Doom9's Forum - View Single Post - Development of BitBlt_SSE2_avs and memcpySSE2_avs

ARDA · 2nd September 2015, 18:44

Despite the fact that I've only tested BitBlt_SSE2_avs and memcpySSE2_avs within a few plugins of my own use,
I guess they could be used for any other projects in need. Warning!, It is sill under heavy development,
we can say it is a draft, no guarantees of being free of bugs.
This new bitblt has not been tested as a substitute of internal one in avisynth, so
I can't guarantee full compatibility.

Bitblt is very frequently used in avisynth, to copy clip's planes from one buffer to another, the difference
with a traditional memcpy library is that bitblt does the copy with sequences of rows, line by line
avoiding copying the modulo (pitch-row).

This version actually selects between two ways of copying, as a whole line like memcpy or line by line
like internal avisynth bitblt depending on the conditions.

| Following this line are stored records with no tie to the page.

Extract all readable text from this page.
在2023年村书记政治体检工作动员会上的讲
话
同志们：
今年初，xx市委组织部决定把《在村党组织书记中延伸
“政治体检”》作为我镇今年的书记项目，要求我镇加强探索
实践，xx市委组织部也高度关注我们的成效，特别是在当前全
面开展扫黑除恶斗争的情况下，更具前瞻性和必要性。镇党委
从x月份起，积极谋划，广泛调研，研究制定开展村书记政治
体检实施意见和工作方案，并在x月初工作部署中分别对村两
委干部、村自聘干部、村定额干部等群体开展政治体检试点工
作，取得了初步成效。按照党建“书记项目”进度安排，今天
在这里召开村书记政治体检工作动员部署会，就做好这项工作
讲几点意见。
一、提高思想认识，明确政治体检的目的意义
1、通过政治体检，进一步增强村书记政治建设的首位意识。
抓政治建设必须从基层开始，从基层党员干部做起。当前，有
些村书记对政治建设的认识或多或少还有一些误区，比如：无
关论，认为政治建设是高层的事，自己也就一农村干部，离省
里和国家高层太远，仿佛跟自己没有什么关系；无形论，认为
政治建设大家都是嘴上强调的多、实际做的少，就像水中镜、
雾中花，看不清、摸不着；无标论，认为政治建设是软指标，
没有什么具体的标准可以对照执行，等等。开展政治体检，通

This choice is almost like in avisynth, except
in some cases we managed another way to take profit of memcpy better performance.

C++ prototype:
extern "C"

void BitBlt_SSE2_avs (void * dstp, int dst_pitch, const void * srcp, int src_pitch,
int row_size, int height);

void memcpySSE2_avs (void * dest, const void * src, size_t count);

They made use of sse2, sse3, s_sse3 and AVX instructions when possible and appropriate.

One of the most difficult aspects of a bitblt routine (or any other memcpy) is the bypasscache;
in other words, how to decide when we use a temporal(tpa) versus a non-temporal store(nta).

In the avisynth context there is another challenge: previous conditions in the chain [of filters and memory usage]
can lead to variations on the effective buffer size which bitblt cannot know about and are probably unpredictable.
For example if you bitblt a chroma plane in YV12 but you are working with both chromas and luma as well, in order
to calculate the whole size of frame in memory we would need to add luma, chromau and chromav sizes but we cannot pass
such parameters to bitblt without breaking backward compatibility.

To work around that limitation, I provide several different external methods which give a hint to bitblt
or adjust bypass caches values, on whether it should use temporal or non-temporal stores.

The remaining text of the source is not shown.